Inverse Modeling Using a Wireless Sensor Network (WSN) for Personalized Daylight Harvesting

Shared by SCOTT POLL, updated on Dec 18, 2013


Author(s) :
R. Paulson, R. Basu, A. Agogino, And S. Poll

Smart lighting systems in low energy commercial buildings can be expensive to implement and commission. Studies have also shown that only 50% of these systems are used after installation, and those used are not operated at full capacity due to inadequate commissioning and lack of personalization. Wireless sensor networks (WSN) have great potential to enable personalized smart lighting systems for real-time model predictive control of integrated smart building systems.
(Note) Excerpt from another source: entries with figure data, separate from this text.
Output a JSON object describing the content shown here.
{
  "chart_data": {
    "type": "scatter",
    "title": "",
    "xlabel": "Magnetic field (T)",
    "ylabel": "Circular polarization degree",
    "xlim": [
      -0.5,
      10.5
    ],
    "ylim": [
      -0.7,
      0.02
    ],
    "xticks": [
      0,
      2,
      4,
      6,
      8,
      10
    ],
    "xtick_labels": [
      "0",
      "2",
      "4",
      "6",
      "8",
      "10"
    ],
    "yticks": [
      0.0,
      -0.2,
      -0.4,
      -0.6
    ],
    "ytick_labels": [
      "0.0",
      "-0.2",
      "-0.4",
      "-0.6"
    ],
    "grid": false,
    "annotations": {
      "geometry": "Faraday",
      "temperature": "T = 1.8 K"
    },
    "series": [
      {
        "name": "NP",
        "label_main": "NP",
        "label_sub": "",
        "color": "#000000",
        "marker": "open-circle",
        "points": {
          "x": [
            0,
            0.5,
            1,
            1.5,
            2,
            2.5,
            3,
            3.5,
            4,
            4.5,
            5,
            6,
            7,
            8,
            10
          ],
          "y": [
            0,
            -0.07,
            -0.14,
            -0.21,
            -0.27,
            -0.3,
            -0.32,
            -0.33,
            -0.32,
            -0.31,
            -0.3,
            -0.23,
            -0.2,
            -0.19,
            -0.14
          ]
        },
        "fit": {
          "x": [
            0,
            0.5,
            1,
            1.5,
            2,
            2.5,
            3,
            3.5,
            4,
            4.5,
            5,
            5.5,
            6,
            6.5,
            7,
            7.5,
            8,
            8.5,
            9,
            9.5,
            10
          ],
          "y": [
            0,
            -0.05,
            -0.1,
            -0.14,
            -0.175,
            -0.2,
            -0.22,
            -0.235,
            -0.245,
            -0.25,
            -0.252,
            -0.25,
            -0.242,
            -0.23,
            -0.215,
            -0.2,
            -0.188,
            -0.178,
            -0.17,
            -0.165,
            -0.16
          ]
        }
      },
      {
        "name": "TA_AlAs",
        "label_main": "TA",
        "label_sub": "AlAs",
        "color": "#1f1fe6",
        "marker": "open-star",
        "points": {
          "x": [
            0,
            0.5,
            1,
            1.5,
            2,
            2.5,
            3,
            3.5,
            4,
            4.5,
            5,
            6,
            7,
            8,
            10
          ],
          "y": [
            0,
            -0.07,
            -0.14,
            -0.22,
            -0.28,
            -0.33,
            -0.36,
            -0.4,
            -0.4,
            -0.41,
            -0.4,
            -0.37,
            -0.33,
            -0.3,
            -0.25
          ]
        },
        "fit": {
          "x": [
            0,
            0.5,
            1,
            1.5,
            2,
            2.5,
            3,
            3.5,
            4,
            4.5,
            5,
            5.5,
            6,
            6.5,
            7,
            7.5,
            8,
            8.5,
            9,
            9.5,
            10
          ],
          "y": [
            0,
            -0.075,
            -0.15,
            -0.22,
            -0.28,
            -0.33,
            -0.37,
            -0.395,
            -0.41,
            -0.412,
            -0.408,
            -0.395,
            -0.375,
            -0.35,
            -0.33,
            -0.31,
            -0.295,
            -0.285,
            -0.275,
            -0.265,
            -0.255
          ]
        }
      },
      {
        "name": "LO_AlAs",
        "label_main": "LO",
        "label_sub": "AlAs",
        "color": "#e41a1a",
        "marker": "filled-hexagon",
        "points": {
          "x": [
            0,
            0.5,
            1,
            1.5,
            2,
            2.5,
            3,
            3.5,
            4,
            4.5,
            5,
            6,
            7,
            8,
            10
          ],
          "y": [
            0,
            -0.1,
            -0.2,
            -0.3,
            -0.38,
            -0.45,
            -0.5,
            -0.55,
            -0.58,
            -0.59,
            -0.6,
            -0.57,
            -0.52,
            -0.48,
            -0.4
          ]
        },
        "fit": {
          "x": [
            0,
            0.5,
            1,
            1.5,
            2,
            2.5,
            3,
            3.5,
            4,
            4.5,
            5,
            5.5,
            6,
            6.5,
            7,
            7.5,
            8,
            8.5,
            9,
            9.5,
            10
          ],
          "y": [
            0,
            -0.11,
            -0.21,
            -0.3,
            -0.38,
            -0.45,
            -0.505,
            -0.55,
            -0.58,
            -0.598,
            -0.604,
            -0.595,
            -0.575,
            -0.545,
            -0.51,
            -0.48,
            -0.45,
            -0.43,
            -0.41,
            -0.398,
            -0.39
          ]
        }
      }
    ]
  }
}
In this paper we present a framework for using a WSN to develop a real-time indoor lighting inverse model as a piecewise linear function of window and artificial light levels, discretized by sub-hourly sun angles. Applied on two days of daylight and ten days of artificial light data, this model was able to predict the light level at seven monitored workstations with accuracy sufficient for daylight harvesting and lighting control around fixed work surfaces. The reduced order model was also designed to be used for long term evaluation of energy and comfort performance of the predictive control algorithms. This paper describes a WSN experiment from an implementation at the Sustainability Base at NASA Ames, a living laboratory that offers opportunities to test and validate information-centric smart building control systems.